Why I Don’t Wear a Smartwatch.

The Obsession

Edition - 016

Welcome to The Obsession, glad you’re here.

Around 30% of adults in the U.S. wear a smartwatch. Here’s why I don’t.

It started one day at church. I caught myself flipping through my Apple Watch; checking something, swiping something, doing what I guess I had trained myself to do whenever I had 10 seconds of “nothing.”

And I had an aha moment.

“Tyler… you can’t even sit still and listen to something for 30 minutes. You suck.”

Not my proudest inner monologue, but it was honest.

That afternoon I took the watch off, and I haven’t put it on since.

So here are three quick points (I have more) on why I don’t wear a smartwatch, and why I think you should at least question if you need one.

1) You already have too many screens

Phone. Work computer. TV. Kindle. iPad. Car screen. The list never ends.

We don’t need another screen strapped to our body.

And if I’m being honest, for a long time I brushed off the whole “we’re addicted to our phones” thing. I’d hear it and think, that’s not me, and then I’d justify it.

Is that you?

If you just came up with an excuse in your head… it probably is.

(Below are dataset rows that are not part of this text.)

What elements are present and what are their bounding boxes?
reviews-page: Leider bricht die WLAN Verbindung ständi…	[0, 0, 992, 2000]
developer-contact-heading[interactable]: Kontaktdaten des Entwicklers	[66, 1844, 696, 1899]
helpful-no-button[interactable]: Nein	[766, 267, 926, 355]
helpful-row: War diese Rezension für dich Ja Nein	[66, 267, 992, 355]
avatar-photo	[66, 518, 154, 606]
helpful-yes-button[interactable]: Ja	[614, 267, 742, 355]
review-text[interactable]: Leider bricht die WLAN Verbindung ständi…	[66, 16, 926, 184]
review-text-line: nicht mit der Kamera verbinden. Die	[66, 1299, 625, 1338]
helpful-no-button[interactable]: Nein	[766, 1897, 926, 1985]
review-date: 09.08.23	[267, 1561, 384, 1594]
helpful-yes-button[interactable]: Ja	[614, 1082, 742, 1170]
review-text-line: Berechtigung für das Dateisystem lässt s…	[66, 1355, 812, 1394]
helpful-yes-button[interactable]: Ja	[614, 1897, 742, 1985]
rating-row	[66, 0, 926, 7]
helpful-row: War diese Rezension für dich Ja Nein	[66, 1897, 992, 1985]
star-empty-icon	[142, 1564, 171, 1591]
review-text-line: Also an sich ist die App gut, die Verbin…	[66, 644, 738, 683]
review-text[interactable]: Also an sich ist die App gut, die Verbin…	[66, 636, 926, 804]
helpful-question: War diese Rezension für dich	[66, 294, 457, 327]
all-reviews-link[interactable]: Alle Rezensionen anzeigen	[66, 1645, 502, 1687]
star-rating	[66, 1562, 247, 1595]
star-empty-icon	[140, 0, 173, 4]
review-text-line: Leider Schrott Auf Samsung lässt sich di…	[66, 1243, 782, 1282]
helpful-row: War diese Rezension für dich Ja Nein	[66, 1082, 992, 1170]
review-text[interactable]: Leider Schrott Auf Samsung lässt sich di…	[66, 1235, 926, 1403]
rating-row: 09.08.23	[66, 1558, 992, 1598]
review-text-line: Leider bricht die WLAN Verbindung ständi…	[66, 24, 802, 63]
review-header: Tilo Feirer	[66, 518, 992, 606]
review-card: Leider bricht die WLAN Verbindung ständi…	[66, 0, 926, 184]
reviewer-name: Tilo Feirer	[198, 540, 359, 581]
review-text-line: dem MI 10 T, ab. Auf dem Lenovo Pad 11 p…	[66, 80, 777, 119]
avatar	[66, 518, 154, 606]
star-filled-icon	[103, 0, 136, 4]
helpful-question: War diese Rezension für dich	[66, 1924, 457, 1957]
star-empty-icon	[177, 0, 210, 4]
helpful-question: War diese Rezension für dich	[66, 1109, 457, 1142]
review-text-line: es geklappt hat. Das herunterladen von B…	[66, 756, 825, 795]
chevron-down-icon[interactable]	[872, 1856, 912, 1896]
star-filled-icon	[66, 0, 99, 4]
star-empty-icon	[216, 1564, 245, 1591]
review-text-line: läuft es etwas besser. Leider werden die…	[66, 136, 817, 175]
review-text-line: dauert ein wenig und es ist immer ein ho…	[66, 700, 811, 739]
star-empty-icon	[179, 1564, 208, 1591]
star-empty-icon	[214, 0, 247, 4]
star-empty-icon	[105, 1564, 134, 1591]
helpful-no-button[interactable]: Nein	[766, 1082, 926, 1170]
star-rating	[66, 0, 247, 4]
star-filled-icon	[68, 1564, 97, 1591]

The watch doesn’t solve the problem. It makes the problem more efficient.

2) It kills the quiet

Notifications nonstop. Always connected. Always reachable. Always “on.”

And the sneaky part is it takes the only small breaks you used to have; waiting in line, walking to your car, sitting for a minute before a meeting, and turns them into more inputs.

I’ve started to value the time between things.

The moments between tasks or events where you’re not staring at a screen, not reacting, not consuming. Just being.

Those little gaps are where you think. Where you reflect. Where your brain catches up.

A smartwatch tries to steal those moments back from you.

3) It’s not cool (and I’ll stand on that)

This is the fun one, but I also mean it.

James Bond. Bruce Wayne. John Wick. Maverick. Dutch Schaefer. We could keep going.

Your favorite movie characters wear watches. Not smartwatches, watches.

Because a real watch is timeless. It’s part of who you are. It’s not just a piece of engineering, it’s a story.

The watch you wear becomes a collection of experiences. Trips. Dinners. Work. Wins. Losses. Ordinary days. Big days. It goes with you.

A smartwatch feels disposable. A real watch feels personal.

And for what it’s worth, there are a lot of great brands out there besides Rolex. Some of the most iconic watches are also very affordable.

The point isn’t flexing.
The point is choosing something you actually like, and letting it mean something over time.

The Weekly 3

1) One Question I Asked Myself

Where have I stopped being able to sit still without reaching for a screen?

2) One Idea That Shifted Me

The most valuable moments of your day are often the ones with no input.

3) One Challenge to Take Into Your Week

Pick one “in-between” moment each day (waiting in line, walking, driving without a podcast) and protect it. No phone. No watch. Just quiet.